McNally manages to cram in most of the details of Doctorow’s story, which focuses on three distinct groups – the WASP population of New Rochelle, the Jewish immigrants of the Lower East Side, and Harlem’s black population. Historical characters mix and mingle with fictional ones; Henry Ford, Booker T. Washington, Emma Goldman, Harry Houdini, and others serve as figureheads for the time, deftly signifying the aspirations of the fictional characters on hand.
The musical begins by introducing its fast number of characters, soon shifting focus to Mother and Father’s comfortable white middle class family. After Father goes off on a polar expedition, Mother takes in an abandoned black child and the baby’s mother, Sarah, unwittingly courting the attention of Coalhouse Walker, Jr., a black piano player who wants to bring Sarah back into his life after doing her wrong. Along the way, the story of immigrant Tateh and his daughter introduce the idea of aspirant dreams in American society, posing questions of whether violent or nonviolent struggle is more effective and whether safe living or bold living reap more bountiful rewards.
Director Dodge, aided by a towering metal set by Derek McLane, keeps the story tightly choreographed so that conflicting groups shift on and off – and intermingle – with perfect clarity. Exchanging the literal depiction of each literal action in favor of imaginative choreographed techniques – particular as concerns the trashing of Coalhouse’s car, the trigger of his eventual crime – bring a bold theatrical weight to the proceedings on stage.
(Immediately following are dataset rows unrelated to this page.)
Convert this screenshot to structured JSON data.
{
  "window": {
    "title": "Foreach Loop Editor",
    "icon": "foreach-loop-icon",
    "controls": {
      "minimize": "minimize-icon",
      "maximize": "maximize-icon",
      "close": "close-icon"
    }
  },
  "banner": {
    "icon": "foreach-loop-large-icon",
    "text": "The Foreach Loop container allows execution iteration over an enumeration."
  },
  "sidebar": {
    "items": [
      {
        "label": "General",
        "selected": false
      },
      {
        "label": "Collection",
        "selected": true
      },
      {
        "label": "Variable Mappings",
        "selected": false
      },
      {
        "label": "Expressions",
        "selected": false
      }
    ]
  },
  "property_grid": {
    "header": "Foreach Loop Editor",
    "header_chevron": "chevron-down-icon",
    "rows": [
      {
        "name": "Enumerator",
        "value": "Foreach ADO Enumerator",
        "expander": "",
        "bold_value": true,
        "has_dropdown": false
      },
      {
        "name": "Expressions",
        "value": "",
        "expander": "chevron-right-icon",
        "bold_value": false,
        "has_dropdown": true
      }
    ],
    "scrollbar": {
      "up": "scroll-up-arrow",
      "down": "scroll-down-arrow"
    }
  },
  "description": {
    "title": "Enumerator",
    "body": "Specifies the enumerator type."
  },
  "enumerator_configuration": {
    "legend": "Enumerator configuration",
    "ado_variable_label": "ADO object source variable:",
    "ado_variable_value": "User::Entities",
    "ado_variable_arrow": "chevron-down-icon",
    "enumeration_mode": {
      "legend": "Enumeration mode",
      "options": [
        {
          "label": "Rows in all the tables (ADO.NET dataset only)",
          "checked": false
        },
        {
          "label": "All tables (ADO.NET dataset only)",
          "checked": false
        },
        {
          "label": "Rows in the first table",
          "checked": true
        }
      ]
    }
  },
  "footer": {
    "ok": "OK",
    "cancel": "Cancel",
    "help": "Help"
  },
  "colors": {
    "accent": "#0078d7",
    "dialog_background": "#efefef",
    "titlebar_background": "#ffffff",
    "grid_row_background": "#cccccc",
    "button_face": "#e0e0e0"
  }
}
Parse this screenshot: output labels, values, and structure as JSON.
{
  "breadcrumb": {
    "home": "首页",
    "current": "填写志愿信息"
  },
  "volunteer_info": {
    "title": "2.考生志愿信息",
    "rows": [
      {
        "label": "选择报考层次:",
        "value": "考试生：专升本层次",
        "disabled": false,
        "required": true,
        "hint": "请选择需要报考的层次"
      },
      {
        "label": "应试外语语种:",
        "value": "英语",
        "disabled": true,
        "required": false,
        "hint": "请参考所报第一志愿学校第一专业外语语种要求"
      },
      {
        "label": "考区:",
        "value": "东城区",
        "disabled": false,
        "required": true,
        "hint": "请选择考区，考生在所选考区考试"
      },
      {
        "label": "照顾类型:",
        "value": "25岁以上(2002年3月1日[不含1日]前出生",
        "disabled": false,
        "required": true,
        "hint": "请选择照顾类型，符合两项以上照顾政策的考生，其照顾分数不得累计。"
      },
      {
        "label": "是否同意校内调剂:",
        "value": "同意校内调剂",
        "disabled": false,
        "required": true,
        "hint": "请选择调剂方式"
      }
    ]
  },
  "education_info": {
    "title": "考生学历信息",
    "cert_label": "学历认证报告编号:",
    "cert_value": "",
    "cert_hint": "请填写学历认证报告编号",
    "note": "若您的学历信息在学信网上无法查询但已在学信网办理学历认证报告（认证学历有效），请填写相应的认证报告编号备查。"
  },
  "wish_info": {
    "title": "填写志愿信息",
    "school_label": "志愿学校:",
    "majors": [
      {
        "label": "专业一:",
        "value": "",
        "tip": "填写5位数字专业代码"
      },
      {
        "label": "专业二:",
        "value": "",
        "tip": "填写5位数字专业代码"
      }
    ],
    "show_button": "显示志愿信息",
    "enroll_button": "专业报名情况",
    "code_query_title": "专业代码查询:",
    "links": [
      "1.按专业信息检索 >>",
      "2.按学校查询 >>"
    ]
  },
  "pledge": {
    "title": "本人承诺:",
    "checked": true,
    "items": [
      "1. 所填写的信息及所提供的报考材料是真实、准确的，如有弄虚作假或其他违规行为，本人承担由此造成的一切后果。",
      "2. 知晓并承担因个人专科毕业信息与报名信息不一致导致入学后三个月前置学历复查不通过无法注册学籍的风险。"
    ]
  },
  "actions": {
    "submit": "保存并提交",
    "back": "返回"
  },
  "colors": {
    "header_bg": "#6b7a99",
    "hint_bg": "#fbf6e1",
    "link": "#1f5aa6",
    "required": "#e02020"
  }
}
Dodge has the potential, with the drop of a handful of small American flags, to bring a tear into the eyes of audiences, so fine is her attention to small details.
Pleasantly, the Broadway company assembled to enact Dodge’s vision for the piece is similarly impressive. Christiane Noll brings a fierce sense of honesty to the role of Mother, who’s constantly striving to forge her own path within the confines of her marriage to Father. Robert Petkoff, particularly in his thrillingly jagged rendition of the song Success, brings a passionate determination to the role of Tateh, and Quentin Earl Darrington is a warm, sympathetic presence as Coalhouse, a role which must attract our sympathy but simultaneously challenge our assumptions about morality.
Back on Broadway, the flaws in Ragtime‘s construction remain challenges to be contended with. McNally’s dry narration hardly passes for dramatic zing, but Dodge does her best to mold the piece into something bigger and better than what’s on the page, respecting and magnifying Ahrens and Flaherty’s high-flying score. Thankfully, she succeeds.